GL. So people were blacklisted?

NR. I wouldn’t even say blacklisted. His face just didn’t fit, as far as they were concerned. If you raised any issues, or challenged anything that was going on – well there was no question. You certainly would never come back. But my point is that even if you didn’t do anything like that, you were in danger.

GL. Who were these managers? What type of companies were they working for?
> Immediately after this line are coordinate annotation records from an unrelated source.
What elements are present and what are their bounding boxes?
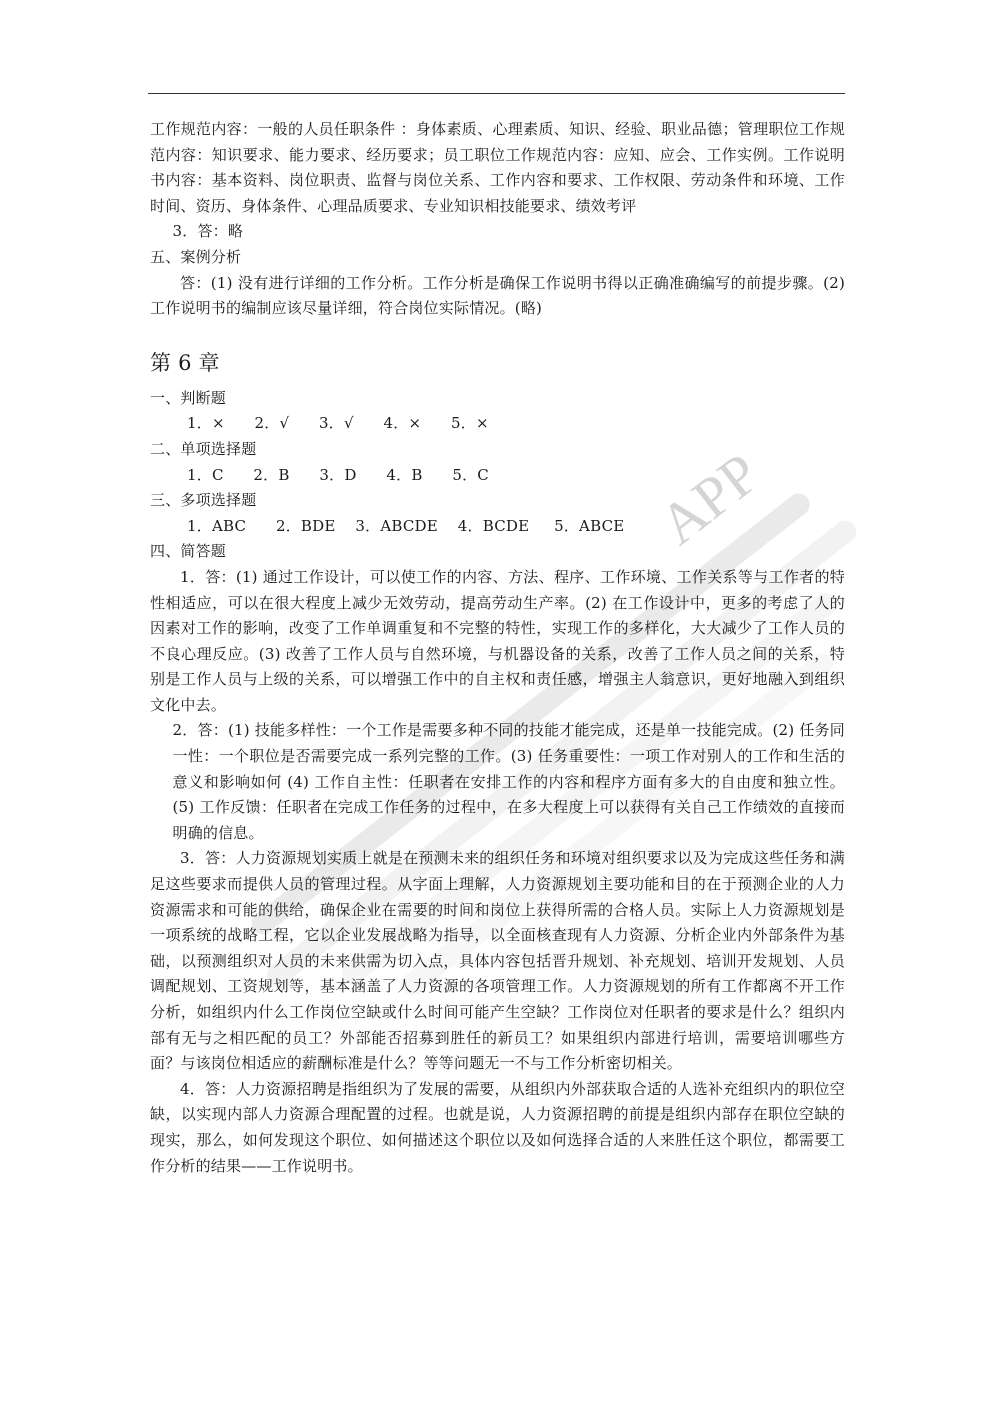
- chapter-title: 第 6 章: [150, 350, 220, 375]
- multi-choice-heading: 三、多项选择题: [150, 491, 257, 510]
- short-answer-4: 4．答：人力资源招聘是指组织为了发展的需要，从组织内外部获取合适的人选补充组织内的职位空缺，以实现内部人力资源合理配置的过程。也就是说，人力资源招聘的前提是组织内部存在职位空缺的现实，那么，如何发现这个职位、如何描述这个职位以及如何选择合适的人来胜任这个职位，都需要工作分析的结果——工作说明书。: [150, 1079, 845, 1175]
- answer-q3: 3．答：略: [172, 222, 244, 241]
- short-answer-2: 2．答：(1) 技能多样性：一个工作是需要多种不同的技能才能完成，还是单一技能完成。(2) 任务同一性：一个职位是否需要完成一系列完整的工作。(3) 任务重要性：一项工作对别人的工作和生活的意义和影响如何 (4) 工作自主性：任职者在安排工作的内容和程序方面有多大的自由度和独立性。(5) 工作反馈：任职者在完成工作任务的过程中，在多大程度上可以获得有关自己工作绩效的直接而明确的信息。: [172, 721, 845, 842]
- short-answer-1: 1．答：(1) 通过工作设计，可以使工作的内容、方法、程序、工作环境、工作关系等与工作者的特性相适应，可以在很大程度上减少无效劳动，提高劳动生产率。(2) 在工作设计中，更多的考虑了人的因素对工作的影响，改变了工作单调重复和不完整的特性，实现工作的多样化，大大减少了工作人员的不良心理反应。(3) 改善了工作人员与自然环境，与机器设备的关系，改善了工作人员之间的关系，特别是工作人员与上级的关系，可以增强工作中的自主权和责任感，增强主人翁意识，更好地融入到组织文化中去。: [150, 567, 845, 714]
- multi-choice-answers: 1．ABC 2．BDE 3．ABCDE 4．BCDE 5．ABCE: [187, 516, 625, 535]
- case-answer: 答：(1) 没有进行详细的工作分析。工作分析是确保工作说明书得以正确准确编写的前提步骤。(2) 工作说明书的编制应该尽量详细，符合岗位实际情况。(略): [150, 273, 845, 318]
- header-rule: [148, 93, 845, 94]
- watermark-text: APP: [647, 440, 772, 558]
- single-choice-answers: 1．C 2．B 3．D 4．B 5．C: [187, 465, 489, 484]
- document-page: [150, 117, 845, 1179]
- case-heading: 五、案例分析: [150, 247, 242, 266]
- spec-paragraph: 工作规范内容：一般的人员任职条件 ：身体素质、心理素质、知识、经验、职业品德；管理职位工作规范内容：知识要求、能力要求、经历要求；员工职位工作规范内容：应知、应会、工作实例。工作说明书内容：基本资料、岗位职责、监督与岗位关系、工作内容和要求、工作权限、劳动条件和环境、工作时间、资历、身体条件、心理品质要求、专业知识相技能要求、绩效考评: [150, 120, 845, 215]
- judge-answers: 1．× 2．√ 3．√ 4．× 5．×: [187, 414, 489, 433]
- short-answer-3: 3．答：人力资源规划实质上就是在预测未来的组织任务和环境对组织要求以及为完成这些任务和满足这些要求而提供人员的管理过程。从字面上理解，人力资源规划主要功能和目的在于预测企业的人力资源需求和可能的供给，确保企业在需要的时间和岗位上获得所需的合格人员。实际上人力资源规划是一项系统的战略工程，它以企业发展战略为指导，以全面核查现有人力资源、分析企业内外部条件为基础，以预测组织对人员的未来供需为切入点，具体内容包括晋升规划、补充规划、培训开发规划、人员调配规划、工资规划等，基本涵盖了人力资源的各项管理工作。人力资源规划的所有工作都离不开工作分析，如组织内什么工作岗位空缺或什么时间可能产生空缺？工作岗位对任职者的要求是什么？组织内部有无与之相匹配的员工？外部能否招募到胜任的新员工？如果组织内部进行培训，需要培训哪些方面？与该岗位相适应的薪酬标准是什么？等等问题无一不与工作分析密切相关。: [150, 849, 845, 1073]
- single-choice-heading: 二、单项选择题: [150, 439, 257, 458]
- short-answer-heading: 四、简答题: [150, 542, 227, 561]
- judge-heading: 一、判断题: [150, 388, 227, 407]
NR. I was (still am) in the drilling side. There, the drilling companies are the policemen. The oil companies ran the show in the sense that they paid the wages. But they let the drilling companies run the day to day show. And management – assistant drillers, drillers and toolpushers – were, to begin with, all from the Deep South of the USA. Literally. They had got used to treating “oil field trash” [oil workers] a certain way in America, and they were allowed to carry on with that in the British sector. In Norway, there was a big reaction to it. The guys organised and fought back.
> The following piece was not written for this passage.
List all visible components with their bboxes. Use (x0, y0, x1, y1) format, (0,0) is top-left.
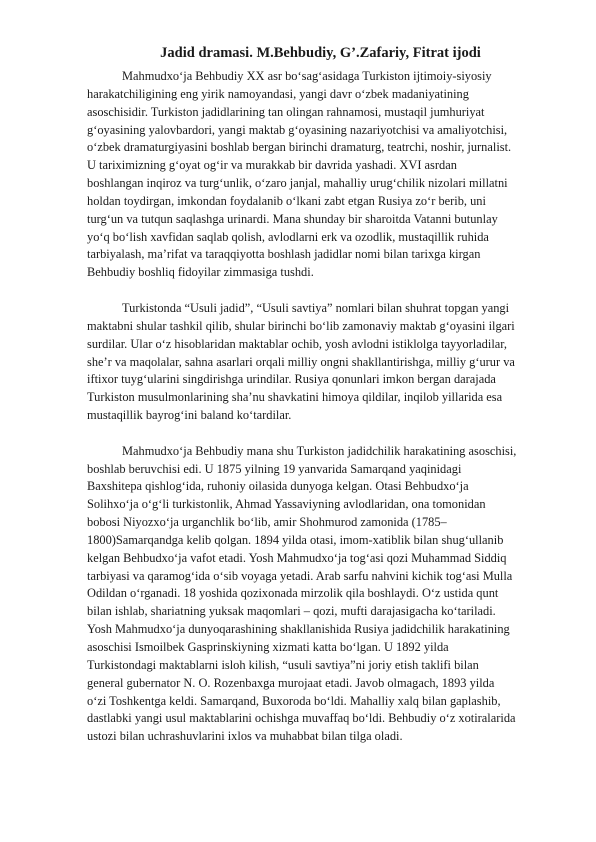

GL. So the individual managers were American by nationality? BP or Shell or whoever would hire the rig and bring in the drilling contractors to do the work…

NR. There were some British drilling contractors too, and they were a bit more liberal. They came with the traditions of the British merchant navy, which are not very liberal, but are more liberal than the Americans. These managers bullied and browbeat people. And it was very difficult to organise against that. Once you were on the beach, how could you get back on to the job?

Guys were very vulnerable, and the unions were not responding to this. So, for example, when I first went offshore, I joined the Transport & General Workers Union (T&GWU) and I tried to get the guys on the rig (Sedco 135F) to join. Then we were working two weeks on, one week off. You went out on a Monday and came back on a Monday, so in reality it was more like fifteen days on and six days off. So the guys didn’t have time to go into the union office when they were back onshore. So I was getting their dues off them, and then going into the office and handing it over, getting them cards, like an unofficial dues-taker.

After a certain amount of time they [the union] stopped me doing this [with a stupid formality]. Obviously there had been collusion between the employers and the union. Nevertheless, guys joined. Eventually, after I was back on shore, some of the guys I had recruited into the T&GWU actually held a strike, on another rig. I think this was on the Sedco 135G. That was in around 1974 or 5. There were other things happening out there, though I didn’t hear about it at the time. I got to know one guy, Davy Robertson, who was involved in some sort of action on a Dixieland Field semi.

But in the main the unions did not offer guys any sort of protection, no leadership – none. In fact the very opposite. As the example I have given shows, if anyone made an attempt to do anything, they would slap it down.